*Trigger Warning for SA*

Today, I was working at a different office than usual for my internship. I had a conference call in the afternoon, and the person who usually uses that office had a meeting. I was waiting for my conference call to begin when I saw a news story online about a man who had planned to kidnap children, keep them in a basement torture chamber/dungeon, sexually abuse them, and then kill them and eat them. The story also said that this man’s computer contained many images of these types of things being done to children. It sickened me. I then looked across the room and saw “The Courage to Heal” on a bookshelf.

I have wanted to read “The Courage to Heal” for quite some time, as it is one of the more controversial books in the field of psychology. The main reason it is so divisive is that it clearly supports the idea that memories can be repressed and later recovered, and it uses very broad language that some say could lead people who hadn’t been abused to believe that they were. The basic idea put forth by the authors is that even if you don’t directly remember any abuse, if you feel you may have been abused and your life shows signs that you may have been, then you were. 

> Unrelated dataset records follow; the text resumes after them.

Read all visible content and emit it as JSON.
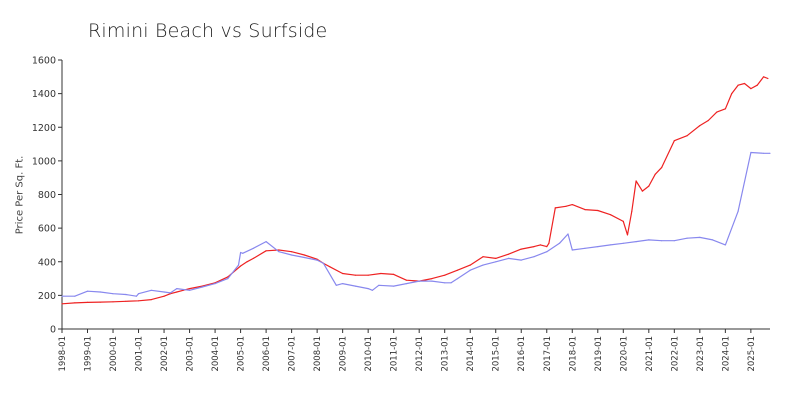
{
  "chart_data": {
    "type": "line",
    "title": "Rimini Beach vs Surfside",
    "xlabel": "",
    "ylabel": "Price Per Sq. Ft.",
    "ylim": [
      0,
      1600
    ],
    "yticks": [
      0,
      200,
      400,
      600,
      800,
      1000,
      1200,
      1400,
      1600
    ],
    "xticks": [
      "1998-01",
      "1999-01",
      "2000-01",
      "2001-01",
      "2002-01",
      "2003-01",
      "2004-01",
      "2005-01",
      "2006-01",
      "2007-01",
      "2008-01",
      "2009-01",
      "2010-01",
      "2011-01",
      "2012-01",
      "2013-01",
      "2014-01",
      "2015-01",
      "2016-01",
      "2017-01",
      "2018-01",
      "2019-01",
      "2020-01",
      "2021-01",
      "2022-01",
      "2023-01",
      "2024-01",
      "2025-01"
    ],
    "grid": false,
    "legend": "none",
    "series": [
      {
        "color": "#ee2222",
        "x": [
          "1998-01",
          "1998-07",
          "1999-01",
          "1999-07",
          "2000-01",
          "2000-07",
          "2001-01",
          "2001-07",
          "2002-01",
          "2002-04",
          "2002-07",
          "2002-10",
          "2003-01",
          "2003-07",
          "2004-01",
          "2004-07",
          "2005-01",
          "2005-04",
          "2005-07",
          "2006-01",
          "2006-07",
          "2007-01",
          "2007-07",
          "2008-01",
          "2008-04",
          "2008-07",
          "2009-01",
          "2009-07",
          "2010-01",
          "2010-07",
          "2011-01",
          "2011-07",
          "2012-01",
          "2012-07",
          "2013-01",
          "2013-07",
          "2014-01",
          "2014-07",
          "2015-01",
          "2015-07",
          "2016-01",
          "2016-07",
          "2016-10",
          "2017-01",
          "2017-02",
          "2017-05",
          "2017-10",
          "2018-01",
          "2018-07",
          "2019-01",
          "2019-07",
          "2020-01",
          "2020-03",
          "2020-05",
          "2020-07",
          "2020-10",
          "2021-01",
          "2021-04",
          "2021-07",
          "2022-01",
          "2022-07",
          "2023-01",
          "2023-05",
          "2023-09",
          "2024-01",
          "2024-04",
          "2024-07",
          "2024-10",
          "2025-01",
          "2025-04",
          "2025-07",
          "2025-09"
        ],
        "y": [
          150,
          155,
          158,
          160,
          162,
          165,
          168,
          175,
          195,
          210,
          220,
          230,
          240,
          255,
          275,
          310,
          375,
          400,
          420,
          465,
          470,
          460,
          440,
          415,
          390,
          370,
          330,
          320,
          320,
          330,
          325,
          290,
          285,
          300,
          320,
          350,
          380,
          430,
          420,
          445,
          475,
          490,
          500,
          490,
          510,
          720,
          730,
          740,
          710,
          705,
          680,
          640,
          560,
          700,
          880,
          820,
          850,
          920,
          960,
          1120,
          1150,
          1210,
          1240,
          1290,
          1310,
          1400,
          1450,
          1460,
          1430,
          1450,
          1500,
          1490
        ]
      },
      {
        "color": "#8888ee",
        "x": [
          "1998-01",
          "1998-07",
          "1999-01",
          "1999-07",
          "2000-01",
          "2000-07",
          "2000-12",
          "2001-01",
          "2001-07",
          "2002-01",
          "2002-04",
          "2002-07",
          "2003-01",
          "2003-07",
          "2004-01",
          "2004-07",
          "2004-12",
          "2005-01",
          "2005-02",
          "2005-07",
          "2006-01",
          "2006-07",
          "2007-01",
          "2007-07",
          "2008-01",
          "2008-04",
          "2008-10",
          "2009-01",
          "2009-07",
          "2010-01",
          "2010-03",
          "2010-06",
          "2011-01",
          "2011-07",
          "2012-01",
          "2012-07",
          "2013-01",
          "2013-04",
          "2013-07",
          "2014-01",
          "2014-07",
          "2015-01",
          "2015-07",
          "2016-01",
          "2016-07",
          "2017-01",
          "2017-07",
          "2017-11",
          "2018-01",
          "2018-07",
          "2019-01",
          "2019-07",
          "2020-01",
          "2020-07",
          "2021-01",
          "2021-07",
          "2022-01",
          "2022-07",
          "2023-01",
          "2023-07",
          "2024-01",
          "2024-07",
          "2025-01",
          "2025-07",
          "2025-10"
        ],
        "y": [
          195,
          195,
          225,
          220,
          210,
          205,
          195,
          210,
          230,
          220,
          215,
          240,
          230,
          250,
          270,
          300,
          380,
          455,
          450,
          480,
          520,
          460,
          440,
          425,
          410,
          390,
          260,
          270,
          255,
          240,
          230,
          260,
          255,
          270,
          285,
          285,
          275,
          275,
          300,
          350,
          380,
          400,
          420,
          410,
          430,
          460,
          510,
          565,
          470,
          480,
          490,
          500,
          510,
          520,
          530,
          525,
          525,
          540,
          545,
          530,
          500,
          700,
          1050,
          1045,
          1045
        ]
      }
    ]
  }
}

Many argue that memories cannot be repressed and that it is very easy to insert false memories in someone’s mind. Studies have been done in which people are made to believe things happened to them that truly did not. The point is supposed to be that therapists and books such as “The Courage to Heal” can influence people to think they had been abused when they actually had not. In addition, many of the “memory work” done in the 1980s when this became a big phenomenon turned out to actually do more harm than good (and that remains my opinion even though other opinions of mine on this subject have changed).

I have to make a confession here: I used to not believe in repressed/recovered memories. I was very suspicious of memories coming out of nowhere after being in therapy or reading a book. We learned about the recovered memory controversy in one of my undergraduate psychology classes, and my professor did a great job of remaining neutral and just presenting both sides to us. He left us to draw our own conclusions, and draw them we did.

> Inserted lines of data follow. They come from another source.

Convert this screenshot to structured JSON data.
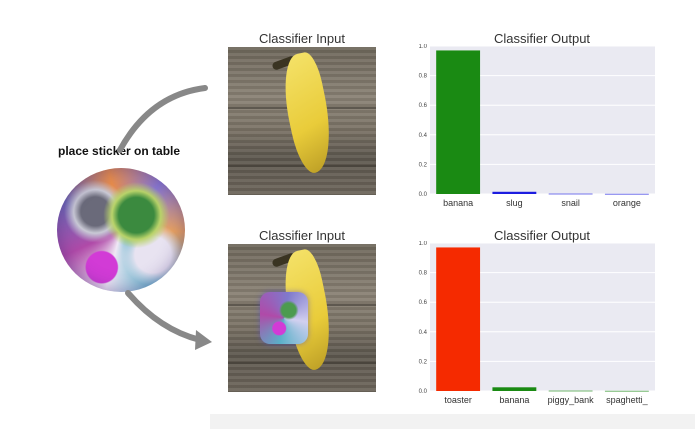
{
  "sticker": {
    "label": "place sticker on table"
  },
  "panels": [
    {
      "input_title": "Classifier Input",
      "output_title": "Classifier Output",
      "has_sticker": false
    },
    {
      "input_title": "Classifier Input",
      "output_title": "Classifier Output",
      "has_sticker": true
    }
  ],
  "chart_data": [
    {
      "type": "bar",
      "title": "Classifier Output",
      "categories": [
        "banana",
        "slug",
        "snail",
        "orange"
      ],
      "values": [
        0.97,
        0.015,
        0.002,
        0.001
      ],
      "colors": [
        "#1a8a13",
        "#1c1ce0",
        "#1c1ce0",
        "#1c1ce0"
      ],
      "ylim": [
        0,
        1.0
      ],
      "yticks": [
        "0.0",
        "0.2",
        "0.4",
        "0.6",
        "0.8",
        "1.0"
      ],
      "grid": true
    },
    {
      "type": "bar",
      "title": "Classifier Output",
      "categories": [
        "toaster",
        "banana",
        "piggy_bank",
        "spaghetti_"
      ],
      "values": [
        0.97,
        0.025,
        0.002,
        0.001
      ],
      "colors": [
        "#f52a00",
        "#1a8a13",
        "#1a8a13",
        "#1a8a13"
      ],
      "ylim": [
        0,
        1.0
      ],
      "yticks": [
        "0.0",
        "0.2",
        "0.4",
        "0.6",
        "0.8",
        "1.0"
      ],
      "grid": true
    }
  ]
}
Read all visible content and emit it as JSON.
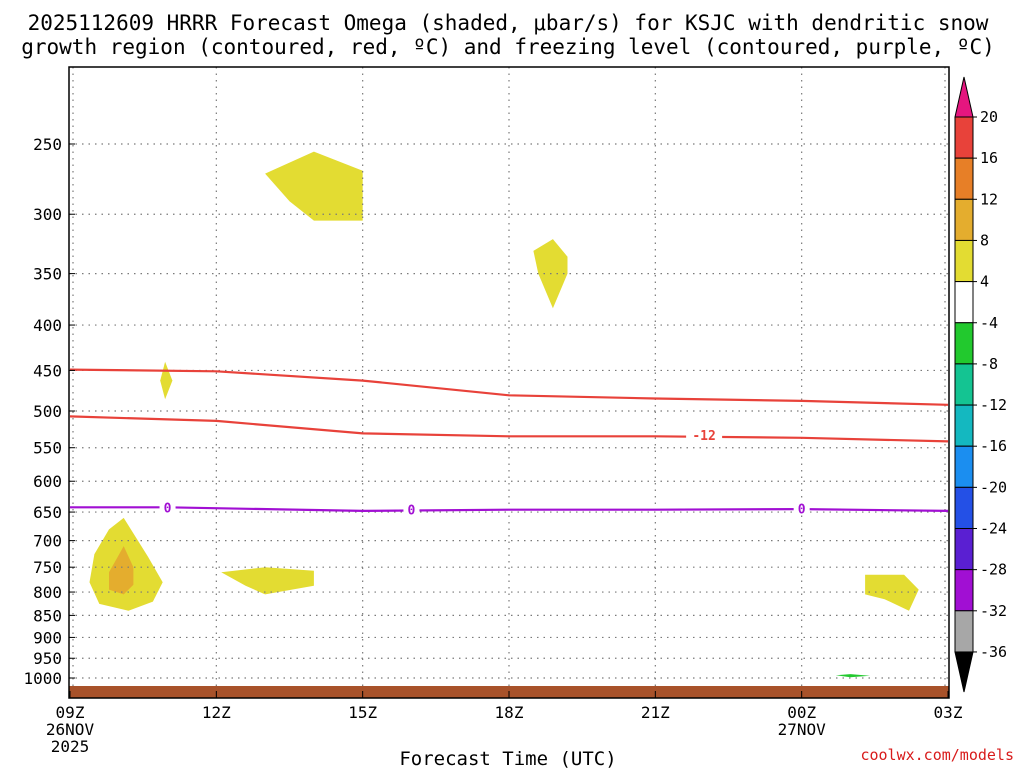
{
  "chart_data": {
    "type": "contour",
    "title_line1": "2025112609 HRRR Forecast Omega (shaded, μbar/s) for KSJC with dendritic snow",
    "title_line2": "growth region (contoured, red, ºC) and freezing level (contoured, purple, ºC)",
    "xlabel": "Forecast Time (UTC)",
    "credit": "coolwx.com/models",
    "x_range_hours": [
      0,
      18
    ],
    "x_ticks": [
      {
        "h": 0,
        "label": "09Z",
        "sub1": "26NOV",
        "sub2": "2025"
      },
      {
        "h": 3,
        "label": "12Z"
      },
      {
        "h": 6,
        "label": "15Z"
      },
      {
        "h": 9,
        "label": "18Z"
      },
      {
        "h": 12,
        "label": "21Z"
      },
      {
        "h": 15,
        "label": "00Z",
        "sub1": "27NOV"
      },
      {
        "h": 18,
        "label": "03Z"
      }
    ],
    "y_ticks_hpa": [
      250,
      300,
      350,
      400,
      450,
      500,
      550,
      600,
      650,
      700,
      750,
      800,
      850,
      900,
      950,
      1000
    ],
    "contours": [
      {
        "name": "dgz-upper",
        "color": "#e8423a",
        "label": "",
        "points": [
          [
            0,
            449
          ],
          [
            3,
            451
          ],
          [
            6,
            462
          ],
          [
            9,
            480
          ],
          [
            12,
            484
          ],
          [
            15,
            487
          ],
          [
            18,
            492
          ]
        ]
      },
      {
        "name": "dgz-lower",
        "color": "#e8423a",
        "label": "-12",
        "label_at": [
          13,
          532
        ],
        "points": [
          [
            0,
            507
          ],
          [
            3,
            513
          ],
          [
            6,
            530
          ],
          [
            9,
            534
          ],
          [
            12,
            534
          ],
          [
            15,
            536
          ],
          [
            18,
            541
          ]
        ]
      },
      {
        "name": "freezing-level",
        "color": "#a10fd3",
        "label": "0",
        "label_positions": [
          [
            2,
            642
          ],
          [
            7,
            646
          ],
          [
            15,
            644
          ]
        ],
        "points": [
          [
            0,
            642
          ],
          [
            2,
            642
          ],
          [
            6,
            648
          ],
          [
            9,
            646
          ],
          [
            12,
            646
          ],
          [
            15,
            645
          ],
          [
            18,
            648
          ]
        ]
      }
    ],
    "shaded_regions": [
      {
        "name": "omega-4-8",
        "color": "#e3dc32",
        "points": [
          [
            1.1,
            660
          ],
          [
            1.6,
            730
          ],
          [
            1.9,
            780
          ],
          [
            1.7,
            820
          ],
          [
            1.2,
            840
          ],
          [
            0.6,
            825
          ],
          [
            0.4,
            780
          ],
          [
            0.5,
            725
          ],
          [
            0.8,
            680
          ]
        ]
      },
      {
        "name": "omega-8-12",
        "color": "#e4ad2e",
        "points": [
          [
            1.1,
            710
          ],
          [
            1.3,
            750
          ],
          [
            1.3,
            785
          ],
          [
            1.1,
            805
          ],
          [
            0.8,
            795
          ],
          [
            0.8,
            760
          ],
          [
            0.95,
            735
          ]
        ]
      },
      {
        "name": "omega-4-8",
        "color": "#e3dc32",
        "points": [
          [
            1.95,
            440
          ],
          [
            2.1,
            462
          ],
          [
            1.95,
            485
          ],
          [
            1.85,
            462
          ]
        ]
      },
      {
        "name": "omega-4-8",
        "color": "#e3dc32",
        "points": [
          [
            4.0,
            270
          ],
          [
            5.0,
            255
          ],
          [
            6.0,
            268
          ],
          [
            6.0,
            305
          ],
          [
            5.0,
            305
          ],
          [
            4.5,
            290
          ]
        ]
      },
      {
        "name": "omega-4-8",
        "color": "#e3dc32",
        "points": [
          [
            3.1,
            760
          ],
          [
            4.0,
            750
          ],
          [
            5.0,
            757
          ],
          [
            5.0,
            787
          ],
          [
            4.0,
            805
          ],
          [
            3.6,
            787
          ]
        ]
      },
      {
        "name": "omega-4-8",
        "color": "#e3dc32",
        "points": [
          [
            9.5,
            330
          ],
          [
            9.9,
            320
          ],
          [
            10.2,
            335
          ],
          [
            10.2,
            350
          ],
          [
            9.9,
            383
          ],
          [
            9.6,
            350
          ]
        ]
      },
      {
        "name": "omega-4-8",
        "color": "#e3dc32",
        "points": [
          [
            16.3,
            765
          ],
          [
            17.1,
            765
          ],
          [
            17.4,
            795
          ],
          [
            17.2,
            840
          ],
          [
            16.7,
            815
          ],
          [
            16.3,
            805
          ]
        ]
      },
      {
        "name": "omega-neg4-8",
        "color": "#22c92e",
        "points": [
          [
            15.7,
            993
          ],
          [
            16.0,
            990
          ],
          [
            16.4,
            994
          ],
          [
            16.0,
            998
          ]
        ]
      }
    ],
    "terrain_color": "#a8522a",
    "colorbar": {
      "labels": [
        "20",
        "16",
        "12",
        "8",
        "4",
        "-4",
        "-8",
        "-12",
        "-16",
        "-20",
        "-24",
        "-28",
        "-32",
        "-36"
      ],
      "colors": [
        "#e5167f",
        "#e8423a",
        "#e77f27",
        "#e4ad2e",
        "#e3dc32",
        "#ffffff",
        "#22c92e",
        "#14c492",
        "#14b8c0",
        "#1b8ef0",
        "#2450e6",
        "#5a1fd2",
        "#a10fd3",
        "#a7a7a7",
        "#000000"
      ]
    }
  }
}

I decided, in the infinite wisdom of the 20-year-old undergraduate, that everyone who claimed to have recovered memories had made them up for attention or some other secondary gain. In addition, there was no such thing as Satanic Ritual Abuse (I now believe that abusive cults/rings exist in great numbers, but I do believe to call it “Satanic” is a misnomer because the actual religion of mainstream Satanism does not condone sexual abuse).

It is almost amusing to look back on my beliefs now. They were so clearly a defense against what I knew deep down to be true. I was probably at a point where things were about to be revealed to me, and this wonderful way to avoid facing my past plopped right into my lap. My adamant refusal to believe in the validity of recovered memories allowed me to shield myself from knowledge that was going to hurt tremendously. 

It is easy to dismiss all recovered memories as fiction when you have never had one yourself. It is hard to recover your own memories when you are so staunchly opposed to believing they could have happened.

Which brings me back to the news story. This man had photographs of people doing these sick things to children. This is clear evidence that these things actually happen. He was planning to do them. For me to have dismissed the existence of groups performing ritualized sexual abuse was ignorant at best, and possibly very damaging. How many people (friends, clients, etc.) wanted to tell someone about what happened to them but did not feel comfortable having that person be me because they knew I wouldn’t believe them? How many people did I cause to further question what happened to them (because those of us who have remembered the abuse years after the fact are always questioning ourselves) when I was spouting off my ignorant thoughts in class? It’s difficult to think about.

As I started actually working with people in the social services field, my willingness to entertain experiences and thoughts that differed from my own increased tremendously. I went from being a staunch opponent of the idea that people could repress and recover true memories to acknowledging that people could forget horrible things, and then to accepting that people could recover these memories later in life. And then, lo and behold, I began to have a slight feeling that something was very wrong. 

I still do not have any clear memories of the sexual abuse that I now know I survived. What I do have are frequent spells of dissociation (which I now realize I have done for most of my life), the inability to have anyone touch my back without warning, a depressingly low sex drive (with no physical reason), a history of depression dating back as far as I can remember, a brother who asked if I thought he had been sexually abused before I had ever had an inkling of my own abuse, a mother who has asked if I was abused, many blanks in my memory of my childhood, a room whose wallpaper and metal bed I cannot get out of my head, a panic attack if there is a tongue in my mouth, an almost pathological inability to rely on anyone but myself, a vague uneasy feeling after sex that makes me curl up in a ball and go to sleep for hours no matter what time it is, and vaginismus. Put the pieces together.

I am at the point where I think I am ready to know more about what happened to me. I want to know. There is something to be said for accepting that things happened and healing from them without knowing every little detail, but I just don’t see how that is possible for me. I almost feel *entitled* to my memories. It’s like, if something this bad had to happen to me, then don’t I deserve to know about it? I know that not knowing was my brain’s way of protecting me, but I don’t think I need protection anymore.

Has anyone else felt this way? Any suggestions or other thoughts?